Most file formats consist of two parts.
First part is the header which is responsible for identification of the file format -- it often contains some "magic number", version information, author data, etc and it should have a constant length (or its length should be stored somewhere near the beginning of the file).
The second part is responsible for keeping the data itself. The way you implement it depends only on you. This data storage part is often organised as a vector of chunks, where each chunk has its internal structure (chunk header and body which can differ depending on the chunk type). Each of the chunks holds some part of data and their meaning and behaviour depends on the type of data it represents.
Chunks are especially nice if you want your file format to be incremental -- then you can add a new chunk of data on the end of the file without the need to rewrite the already existing part.
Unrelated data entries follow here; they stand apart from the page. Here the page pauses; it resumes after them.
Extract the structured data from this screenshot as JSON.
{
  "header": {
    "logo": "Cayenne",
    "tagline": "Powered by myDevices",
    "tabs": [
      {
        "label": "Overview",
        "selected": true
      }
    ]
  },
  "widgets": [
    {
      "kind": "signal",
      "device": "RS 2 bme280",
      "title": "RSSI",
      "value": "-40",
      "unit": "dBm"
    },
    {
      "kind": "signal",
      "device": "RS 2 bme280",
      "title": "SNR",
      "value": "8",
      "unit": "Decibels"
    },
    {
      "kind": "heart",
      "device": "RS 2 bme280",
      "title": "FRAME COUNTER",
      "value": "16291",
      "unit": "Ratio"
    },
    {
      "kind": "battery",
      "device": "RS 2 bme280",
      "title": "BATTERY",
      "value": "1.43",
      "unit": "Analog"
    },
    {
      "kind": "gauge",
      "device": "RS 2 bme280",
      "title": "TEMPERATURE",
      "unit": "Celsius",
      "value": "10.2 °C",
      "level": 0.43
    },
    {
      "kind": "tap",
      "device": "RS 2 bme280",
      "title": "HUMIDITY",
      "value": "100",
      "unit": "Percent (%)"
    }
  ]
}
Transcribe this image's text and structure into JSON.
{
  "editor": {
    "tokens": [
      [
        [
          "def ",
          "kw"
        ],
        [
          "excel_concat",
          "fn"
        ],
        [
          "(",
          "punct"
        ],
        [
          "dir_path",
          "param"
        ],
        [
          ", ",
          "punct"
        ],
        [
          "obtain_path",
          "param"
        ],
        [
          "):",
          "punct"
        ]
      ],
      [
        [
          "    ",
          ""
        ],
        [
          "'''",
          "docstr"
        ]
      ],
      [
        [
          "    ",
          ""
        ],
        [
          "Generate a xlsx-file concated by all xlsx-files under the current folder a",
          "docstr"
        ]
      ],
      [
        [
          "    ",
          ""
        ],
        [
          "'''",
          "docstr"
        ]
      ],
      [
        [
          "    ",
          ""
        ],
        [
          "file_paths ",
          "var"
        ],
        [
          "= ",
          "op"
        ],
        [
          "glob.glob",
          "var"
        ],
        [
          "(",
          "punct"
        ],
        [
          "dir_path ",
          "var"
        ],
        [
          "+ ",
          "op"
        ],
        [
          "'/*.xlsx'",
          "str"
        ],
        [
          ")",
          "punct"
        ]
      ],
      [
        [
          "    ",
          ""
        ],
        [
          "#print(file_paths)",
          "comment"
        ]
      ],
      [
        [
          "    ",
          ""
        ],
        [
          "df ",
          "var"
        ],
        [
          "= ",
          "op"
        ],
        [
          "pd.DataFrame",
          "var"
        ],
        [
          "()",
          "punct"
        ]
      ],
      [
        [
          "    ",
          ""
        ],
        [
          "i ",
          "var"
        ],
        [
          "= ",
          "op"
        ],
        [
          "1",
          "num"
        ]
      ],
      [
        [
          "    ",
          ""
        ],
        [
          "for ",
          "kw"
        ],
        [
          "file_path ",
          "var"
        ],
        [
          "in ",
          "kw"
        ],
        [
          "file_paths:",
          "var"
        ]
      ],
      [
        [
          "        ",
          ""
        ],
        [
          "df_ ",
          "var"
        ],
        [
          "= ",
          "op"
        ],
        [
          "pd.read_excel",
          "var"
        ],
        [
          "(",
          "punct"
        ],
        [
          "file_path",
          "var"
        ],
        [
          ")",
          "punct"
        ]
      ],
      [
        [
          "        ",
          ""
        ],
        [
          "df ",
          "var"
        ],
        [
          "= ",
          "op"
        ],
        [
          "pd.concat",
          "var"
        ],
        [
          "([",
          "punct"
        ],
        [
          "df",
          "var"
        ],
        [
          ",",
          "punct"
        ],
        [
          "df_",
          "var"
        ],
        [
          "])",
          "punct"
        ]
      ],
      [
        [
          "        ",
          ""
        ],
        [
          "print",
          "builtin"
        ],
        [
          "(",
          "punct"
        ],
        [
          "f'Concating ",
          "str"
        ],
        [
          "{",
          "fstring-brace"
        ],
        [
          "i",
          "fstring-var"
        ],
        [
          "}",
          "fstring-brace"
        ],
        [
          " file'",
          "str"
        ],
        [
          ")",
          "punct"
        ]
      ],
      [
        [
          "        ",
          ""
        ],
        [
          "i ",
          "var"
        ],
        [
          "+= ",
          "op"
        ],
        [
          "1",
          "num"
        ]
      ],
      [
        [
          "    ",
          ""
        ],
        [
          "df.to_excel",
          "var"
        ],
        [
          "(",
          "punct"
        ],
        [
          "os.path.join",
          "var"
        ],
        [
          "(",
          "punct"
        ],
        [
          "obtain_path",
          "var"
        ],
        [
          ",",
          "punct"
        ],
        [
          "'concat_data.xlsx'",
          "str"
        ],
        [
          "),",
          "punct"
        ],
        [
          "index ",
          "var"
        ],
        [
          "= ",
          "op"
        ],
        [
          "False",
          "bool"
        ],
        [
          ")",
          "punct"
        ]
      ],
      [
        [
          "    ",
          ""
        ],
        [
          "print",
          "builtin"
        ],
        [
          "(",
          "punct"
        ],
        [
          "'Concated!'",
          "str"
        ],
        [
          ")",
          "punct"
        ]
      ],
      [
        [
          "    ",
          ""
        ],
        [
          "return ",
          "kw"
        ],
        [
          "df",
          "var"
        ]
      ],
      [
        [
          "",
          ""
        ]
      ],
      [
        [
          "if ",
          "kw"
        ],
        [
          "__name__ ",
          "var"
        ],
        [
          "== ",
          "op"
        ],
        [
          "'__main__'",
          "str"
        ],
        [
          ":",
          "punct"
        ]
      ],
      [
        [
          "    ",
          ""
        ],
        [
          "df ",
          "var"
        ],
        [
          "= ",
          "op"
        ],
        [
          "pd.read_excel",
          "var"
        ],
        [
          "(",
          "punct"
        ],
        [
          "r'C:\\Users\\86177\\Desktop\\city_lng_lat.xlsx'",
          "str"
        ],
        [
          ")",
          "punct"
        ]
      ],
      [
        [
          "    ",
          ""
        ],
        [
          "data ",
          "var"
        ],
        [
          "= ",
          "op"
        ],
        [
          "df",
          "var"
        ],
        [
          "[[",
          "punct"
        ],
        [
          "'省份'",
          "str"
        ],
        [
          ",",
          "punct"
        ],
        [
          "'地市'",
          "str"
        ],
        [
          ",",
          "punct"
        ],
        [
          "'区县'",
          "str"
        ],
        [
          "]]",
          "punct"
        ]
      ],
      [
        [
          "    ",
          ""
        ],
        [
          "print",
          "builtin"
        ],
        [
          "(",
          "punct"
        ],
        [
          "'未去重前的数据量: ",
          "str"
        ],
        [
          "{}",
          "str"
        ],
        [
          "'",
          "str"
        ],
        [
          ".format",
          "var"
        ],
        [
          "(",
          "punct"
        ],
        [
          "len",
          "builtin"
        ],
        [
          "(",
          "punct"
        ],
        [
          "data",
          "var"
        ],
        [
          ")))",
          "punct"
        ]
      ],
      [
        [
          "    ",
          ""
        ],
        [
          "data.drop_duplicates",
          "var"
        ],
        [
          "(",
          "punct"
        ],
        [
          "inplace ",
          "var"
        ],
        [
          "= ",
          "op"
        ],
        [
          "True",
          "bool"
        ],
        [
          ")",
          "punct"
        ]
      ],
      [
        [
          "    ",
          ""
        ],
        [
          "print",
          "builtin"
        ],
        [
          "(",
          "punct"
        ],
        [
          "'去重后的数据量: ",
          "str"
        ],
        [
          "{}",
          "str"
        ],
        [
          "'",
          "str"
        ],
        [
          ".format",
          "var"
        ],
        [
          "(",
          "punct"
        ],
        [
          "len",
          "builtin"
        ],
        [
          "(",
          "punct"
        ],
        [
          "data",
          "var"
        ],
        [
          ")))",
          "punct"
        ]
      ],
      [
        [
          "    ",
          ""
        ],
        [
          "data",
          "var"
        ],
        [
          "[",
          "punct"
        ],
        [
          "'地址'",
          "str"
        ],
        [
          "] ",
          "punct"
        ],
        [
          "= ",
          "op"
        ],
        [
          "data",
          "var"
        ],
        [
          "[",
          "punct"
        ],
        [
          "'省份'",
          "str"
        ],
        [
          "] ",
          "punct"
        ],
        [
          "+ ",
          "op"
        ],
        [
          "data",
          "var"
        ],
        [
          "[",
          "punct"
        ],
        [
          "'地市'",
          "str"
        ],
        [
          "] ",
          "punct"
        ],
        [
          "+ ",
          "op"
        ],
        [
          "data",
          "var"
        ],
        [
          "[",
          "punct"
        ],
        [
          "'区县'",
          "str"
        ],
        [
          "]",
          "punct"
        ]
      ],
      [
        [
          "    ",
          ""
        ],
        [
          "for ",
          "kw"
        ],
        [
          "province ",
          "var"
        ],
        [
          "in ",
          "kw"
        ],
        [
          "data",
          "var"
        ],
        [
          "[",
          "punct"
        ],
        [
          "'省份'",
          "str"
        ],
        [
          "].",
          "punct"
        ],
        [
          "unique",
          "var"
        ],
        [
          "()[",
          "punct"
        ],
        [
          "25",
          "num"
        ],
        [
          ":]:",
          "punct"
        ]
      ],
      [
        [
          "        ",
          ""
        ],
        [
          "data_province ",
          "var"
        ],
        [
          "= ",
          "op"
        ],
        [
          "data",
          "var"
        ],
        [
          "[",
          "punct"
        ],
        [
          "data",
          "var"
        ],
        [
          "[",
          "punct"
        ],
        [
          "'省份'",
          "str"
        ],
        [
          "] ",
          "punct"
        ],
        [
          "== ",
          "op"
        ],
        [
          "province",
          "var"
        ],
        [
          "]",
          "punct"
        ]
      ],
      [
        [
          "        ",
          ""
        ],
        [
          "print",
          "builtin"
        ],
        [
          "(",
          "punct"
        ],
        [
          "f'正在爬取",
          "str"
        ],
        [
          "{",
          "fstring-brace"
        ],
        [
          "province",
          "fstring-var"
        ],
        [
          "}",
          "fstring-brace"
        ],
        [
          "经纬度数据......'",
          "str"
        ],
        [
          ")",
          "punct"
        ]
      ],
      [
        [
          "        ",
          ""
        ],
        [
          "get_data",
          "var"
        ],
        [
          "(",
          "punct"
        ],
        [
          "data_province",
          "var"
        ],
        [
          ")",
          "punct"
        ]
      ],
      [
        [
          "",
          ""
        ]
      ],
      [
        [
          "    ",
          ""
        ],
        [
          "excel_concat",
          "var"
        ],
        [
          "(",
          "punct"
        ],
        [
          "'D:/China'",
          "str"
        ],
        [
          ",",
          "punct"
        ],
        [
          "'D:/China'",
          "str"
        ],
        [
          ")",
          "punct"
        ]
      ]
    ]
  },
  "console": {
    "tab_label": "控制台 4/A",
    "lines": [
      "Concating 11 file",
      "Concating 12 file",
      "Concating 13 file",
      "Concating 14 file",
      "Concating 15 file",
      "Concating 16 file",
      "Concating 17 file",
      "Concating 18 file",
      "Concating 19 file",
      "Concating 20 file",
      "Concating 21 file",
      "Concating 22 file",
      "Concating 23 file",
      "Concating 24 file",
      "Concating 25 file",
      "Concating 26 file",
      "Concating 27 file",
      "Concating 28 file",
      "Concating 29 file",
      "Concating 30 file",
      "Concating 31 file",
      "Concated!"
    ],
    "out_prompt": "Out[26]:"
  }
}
It is convenient to have a constant sized header in such a situation (so that you can be sure you won't have to rewrite the whole file just to replace one byte in the header).
Other types of file formats (like BMP for example) are a plain dump of held data -- in case of BMP it is the header containing picture size, then the colour lookup table for non-truecolour images and then a dump of pixell data (upside down and in BGR format, AFAIR).
Additional thing to remember is that often files contain data in some compressed format and it is important to choose the compression algorithm depending on the characteristics of data representation (for example mentioned qCompress can give much worse results than some other compression).